Winograd asks why we attribute mind properties to computers but not to, say, clocks. The dominant view of mind assumes that cognition is based on systematic manipulation of representations, but there is another, non-representational way of looking at it as a form of "structural coupling" between a living organism and its environment. "The cognitive domain deals with the relevance of the changing structure of the system to behavior that is effective for its survival."

I won't try to summarize a book-length argument in a few paragraphs. I just want to point out that this whole AGI conversation rests on a premise that has been seriously challenged.

The fact that Altman can get away with saying stuff like "Once we build a generally intelligent system... we will ask it to figure out a way to make an investment return" is an indication of just how insane the mainstream AI discussion has gotten. At this point it sounds like straight-up religion being prophesied from on high.

2. The whole "capped profit" positioning at 100x return is absurd, as the author points out.
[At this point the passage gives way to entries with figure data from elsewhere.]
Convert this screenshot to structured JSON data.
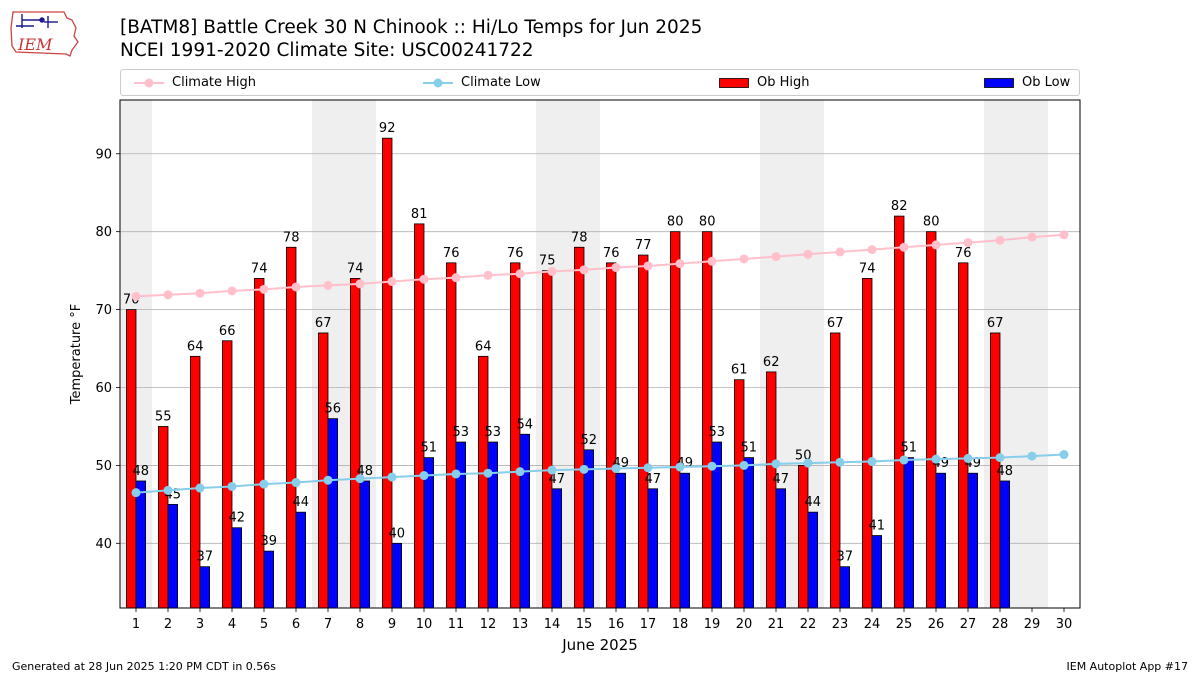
{
  "header": {
    "title_line1": "[BATM8] Battle Creek 30 N Chinook :: Hi/Lo Temps for Jun 2025",
    "title_line2": "NCEI 1991-2020 Climate Site: USC00241722",
    "logo_text": "IEM"
  },
  "footer": {
    "left": "Generated at 28 Jun 2025 1:20 PM CDT in 0.56s",
    "right": "IEM Autoplot App #17"
  },
  "legend": [
    {
      "label": "Climate High",
      "kind": "line",
      "color": "#ffc0cb"
    },
    {
      "label": "Climate Low",
      "kind": "line",
      "color": "#87ceeb"
    },
    {
      "label": "Ob High",
      "kind": "bar",
      "color": "#ff0000"
    },
    {
      "label": "Ob Low",
      "kind": "bar",
      "color": "#0000ff"
    }
  ],
  "chart_data": {
    "type": "bar",
    "title": "[BATM8] Battle Creek 30 N Chinook :: Hi/Lo Temps for Jun 2025",
    "subtitle": "NCEI 1991-2020 Climate Site: USC00241722",
    "xlabel": "June 2025",
    "ylabel": "Temperature °F",
    "ylim": [
      31.7,
      96.9
    ],
    "yticks": [
      40,
      50,
      60,
      70,
      80,
      90
    ],
    "grid": "horizontal",
    "legend_position": "top",
    "weekend_shading": [
      [
        1,
        1
      ],
      [
        7,
        8
      ],
      [
        14,
        15
      ],
      [
        21,
        22
      ],
      [
        28,
        29
      ]
    ],
    "shade_color": "#efefef",
    "categories": [
      1,
      2,
      3,
      4,
      5,
      6,
      7,
      8,
      9,
      10,
      11,
      12,
      13,
      14,
      15,
      16,
      17,
      18,
      19,
      20,
      21,
      22,
      23,
      24,
      25,
      26,
      27,
      28,
      29,
      30
    ],
    "bar_series": [
      {
        "name": "Ob High",
        "color": "#ff0000",
        "values": [
          70,
          55,
          64,
          66,
          74,
          78,
          67,
          74,
          92,
          81,
          76,
          64,
          76,
          75,
          78,
          76,
          77,
          80,
          80,
          61,
          62,
          50,
          67,
          74,
          82,
          80,
          76,
          67,
          null,
          null
        ]
      },
      {
        "name": "Ob Low",
        "color": "#0000ff",
        "values": [
          48,
          45,
          37,
          42,
          39,
          44,
          56,
          48,
          40,
          51,
          53,
          53,
          54,
          47,
          52,
          49,
          47,
          49,
          53,
          51,
          47,
          44,
          37,
          41,
          51,
          49,
          49,
          48,
          null,
          null
        ]
      }
    ],
    "line_series": [
      {
        "name": "Climate High",
        "color": "#ffc0cb",
        "values": [
          71.7,
          71.9,
          72.1,
          72.4,
          72.6,
          72.9,
          73.1,
          73.3,
          73.6,
          73.9,
          74.1,
          74.4,
          74.6,
          74.9,
          75.1,
          75.4,
          75.6,
          75.9,
          76.2,
          76.5,
          76.8,
          77.1,
          77.4,
          77.7,
          78.0,
          78.3,
          78.6,
          78.9,
          79.3,
          79.6
        ]
      },
      {
        "name": "Climate Low",
        "color": "#87ceeb",
        "values": [
          46.5,
          46.8,
          47.1,
          47.3,
          47.6,
          47.8,
          48.1,
          48.3,
          48.5,
          48.7,
          48.9,
          49.0,
          49.2,
          49.4,
          49.5,
          49.6,
          49.7,
          49.8,
          49.9,
          50.0,
          50.2,
          50.3,
          50.4,
          50.5,
          50.7,
          50.8,
          50.9,
          51.0,
          51.2,
          51.4
        ]
      }
    ]
  }
}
Altman's argument for why it makes sense involves invoking the possibility that the AGI opportunity is so incomprehensibly enormous that if OpenAI manages to crack this particular nut, it could “maybe capture the light cone of all future value in the universe". Repent, ye sinners, for the kingdom of heaven is at hand!

3. Most troubling, perhaps, is OpenAI's transparent ploy to attempt to generate buzz and take the ethical high ground with their alarmist PR strategy. Altman's justification for OpenAI's fear-mongering, which I'll paraphrase as "look at what happened with Facebook", just doesn't hold up to scrutiny. To begin with, Facebook was a real product from day one; AGI is currently a fantasy.

But there's a deeper problem with invoking Facebook. The lesson to be learned from Facebook's failure is that the real danger with tech isn't algorithms but the people that design them. Algorithms have no agency. They just do what they're supposed to do. But hiding behind the algorithm seems to be the preferred way for tech oligarchs to avoid taking responsibility for the problems they created.

The reason why I'm so troubled by OpenAI sounding the alarm bells about destructive AGI is that they are shifting the discussion away from the real threat: people. Especially people in power with virtually unlimited technological power and massive blind spots about the consequences of their actions. Give the algorithms a break!